Reliable Statistical Guarantees for Conformal Predictors with Small Datasets

TL;DR

This paper introduces a new statistical guarantee for conformal predictors that remains reliable with small datasets, improving uncertainty quantification in surrogate models for safety-critical applications.

Contribution

It proposes a probabilistic coverage guarantee for conformal predictors that is effective even with limited calibration data, bridging the gap in existing methods.

Findings

The new guarantee converges to standard CP with large datasets.

It provides meaningful coverage information for small calibration sets.

Validated through multiple examples and implemented in open-source software.

Abstract

Surrogate models (including deep neural networks and other machine learning algorithms in supervised learning) are capable of approximating arbitrarily complex, high-dimensional input-output problems in science and engineering, but require a thorough data-agnostic uncertainty quantification analysis before these can be deployed for any safety-critical application. The standard approach for data-agnostic uncertainty quantification is to use conformal prediction (CP), a well-established framework to build uncertainty models with proven statistical guarantees that do not assume any shape for the error distribution of the surrogate model.

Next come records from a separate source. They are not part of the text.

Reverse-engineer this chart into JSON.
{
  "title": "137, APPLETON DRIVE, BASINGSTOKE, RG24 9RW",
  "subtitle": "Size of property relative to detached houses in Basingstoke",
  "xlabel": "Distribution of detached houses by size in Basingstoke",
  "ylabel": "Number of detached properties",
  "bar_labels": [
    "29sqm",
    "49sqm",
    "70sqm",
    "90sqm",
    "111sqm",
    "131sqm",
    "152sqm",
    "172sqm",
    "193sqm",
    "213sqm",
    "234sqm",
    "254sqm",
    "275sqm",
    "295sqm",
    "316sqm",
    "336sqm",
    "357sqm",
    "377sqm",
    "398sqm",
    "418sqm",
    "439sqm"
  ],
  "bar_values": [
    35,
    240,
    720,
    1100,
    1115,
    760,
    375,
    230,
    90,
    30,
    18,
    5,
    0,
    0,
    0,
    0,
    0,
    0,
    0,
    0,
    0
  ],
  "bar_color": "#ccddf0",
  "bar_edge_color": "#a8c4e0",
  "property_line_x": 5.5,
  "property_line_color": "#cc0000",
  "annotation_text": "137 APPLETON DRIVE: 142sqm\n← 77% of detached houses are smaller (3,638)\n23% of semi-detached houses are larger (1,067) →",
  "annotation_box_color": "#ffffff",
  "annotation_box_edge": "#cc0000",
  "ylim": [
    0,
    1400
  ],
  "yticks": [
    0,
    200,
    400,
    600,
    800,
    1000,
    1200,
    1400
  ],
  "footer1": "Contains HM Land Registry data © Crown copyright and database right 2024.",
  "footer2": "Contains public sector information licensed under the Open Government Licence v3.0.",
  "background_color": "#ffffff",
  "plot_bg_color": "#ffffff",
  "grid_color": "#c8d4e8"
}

However, since the classic statistical guarantee offered by CP is given in terms of bounds for the marginal coverage, for small calibration set sizes (which are frequent in realistic surrogate modelling that aims to quantify error at different regions), the potentially strong dispersion of the coverage distribution around its average negatively impacts the relevance of the uncertainty model's statistical guarantee, often obtaining coverages below the expected value, resulting in a less applicable framework. After providing a gentle presentation of uncertainty quantification for surrogate models for machine learning practitioners, in this paper we bridge the gap by proposing a new statistical guarantee that offers probabilistic information for the coverage of a single conformal predictor. We show that the proposed framework converges to the standard solution offered by CP for large calibration set sizes and, unlike the classic guarantee, still offers relevant information about the coverage of a conformal predictor for small data sizes. We validate the methodology in a suite of examples, and implement an open access software solution that can be used alongside common conformal prediction libraries to obtain uncertainty models that fulfil the new guarantee.